Thanks @dizzy3 This gives me hope
For 2 years I had severe sensation of motions. I felt pushed, pulled, lifted up, dropped in random direction 24/7.
That was until I was put on flunairizine and 90% of the symptoms disappeared. I’ve been on flunairzine for 18 months now and unfortunately my neurologist wants me to stop because of the risks of parkinsonism associated with long term use of this medication.
I tried to stop it once, after 6 months of treatment and unfortunately all my symptoms came back.
I am now wondering what meds could replace my flunarizine and keep the sensations of motions at bay.
Which meds have worked for you to get rid of rocking/swaying and other false perceptions of motions?
For most the whole Rocking/Bobbing sensation is the very essence of the condition.

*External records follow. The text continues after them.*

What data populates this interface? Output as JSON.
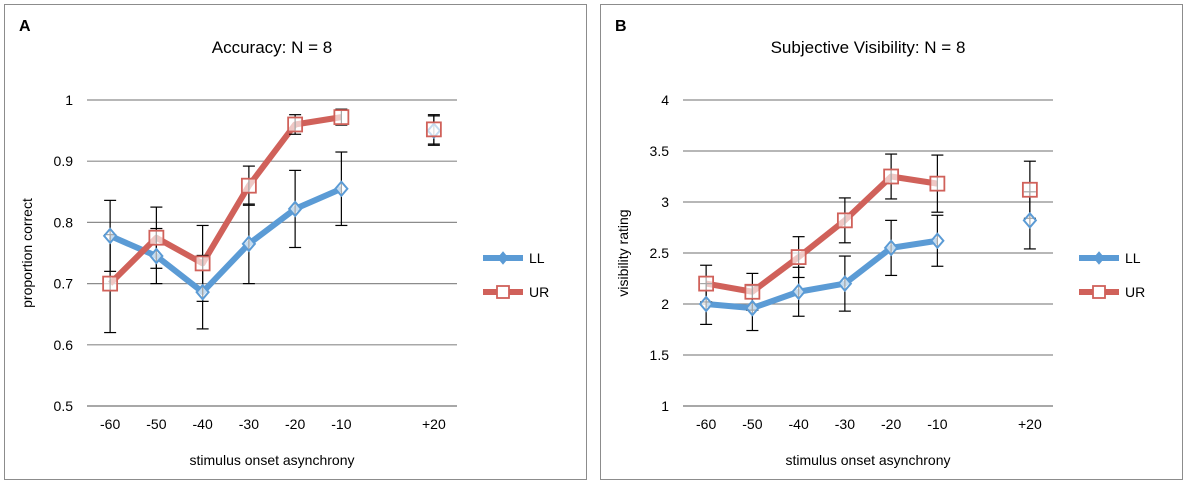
{
  "colors": {
    "LL": "#5b9bd5",
    "UR": "#d0615a",
    "grid": "#8c8c8c",
    "error": "#000000"
  },
  "chart_data": [
    {
      "type": "line",
      "panel_label": "A",
      "title": "Accuracy: N = 8",
      "xlabel": "stimulus onset asynchrony",
      "ylabel": "proportion correct",
      "categories": [
        "-60",
        "-50",
        "-40",
        "-30",
        "-20",
        "-10",
        "",
        "+20"
      ],
      "ylim": [
        0.5,
        1.0
      ],
      "yticks": [
        0.5,
        0.6,
        0.7,
        0.8,
        0.9,
        1
      ],
      "ytick_labels": [
        "0.5",
        "0.6",
        "0.7",
        "0.8",
        "0.9",
        "1"
      ],
      "grid": true,
      "legend": "right",
      "series": [
        {
          "name": "LL",
          "marker": "diamond",
          "values": [
            0.778,
            0.745,
            0.686,
            0.765,
            0.822,
            0.855,
            null,
            0.95
          ],
          "errors": [
            0.058,
            0.045,
            0.06,
            0.065,
            0.063,
            0.06,
            null,
            0.024
          ]
        },
        {
          "name": "UR",
          "marker": "square",
          "values": [
            0.7,
            0.775,
            0.733,
            0.86,
            0.96,
            0.972,
            null,
            0.952
          ],
          "errors": [
            0.08,
            0.05,
            0.062,
            0.032,
            0.016,
            0.013,
            null,
            0.024
          ]
        }
      ]
    },
    {
      "type": "line",
      "panel_label": "B",
      "title": "Subjective Visibility: N = 8",
      "xlabel": "stimulus onset asynchrony",
      "ylabel": "visibility rating",
      "categories": [
        "-60",
        "-50",
        "-40",
        "-30",
        "-20",
        "-10",
        "",
        "+20"
      ],
      "ylim": [
        1,
        4
      ],
      "yticks": [
        1,
        1.5,
        2,
        2.5,
        3,
        3.5,
        4
      ],
      "ytick_labels": [
        "1",
        "1.5",
        "2",
        "2.5",
        "3",
        "3.5",
        "4"
      ],
      "grid": true,
      "legend": "right",
      "series": [
        {
          "name": "LL",
          "marker": "diamond",
          "values": [
            2.0,
            1.96,
            2.12,
            2.2,
            2.55,
            2.62,
            null,
            2.82
          ],
          "errors": [
            0.2,
            0.22,
            0.24,
            0.27,
            0.27,
            0.25,
            null,
            0.28
          ]
        },
        {
          "name": "UR",
          "marker": "square",
          "values": [
            2.2,
            2.12,
            2.46,
            2.82,
            3.25,
            3.18,
            null,
            3.12
          ],
          "errors": [
            0.18,
            0.18,
            0.2,
            0.22,
            0.22,
            0.28,
            null,
            0.28
          ]
        }
      ]
    }
  ]
}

It is the ‘vertigo’ - the false sensation of movement. It is just another of the symptoms we suffer. That said it’s more than reasonable to assume that it should therefore respond to an effective level of treatment with any of the commonly used preventatives such as Amitriptyline, Topiramate or Propranolol. Best to discuss with your doctor/specialist. As you responded so well to the Flunarizine might be worth asking if there’s anything similar/same of class of drug you could try that doesn’t cartying the same adverse tendency.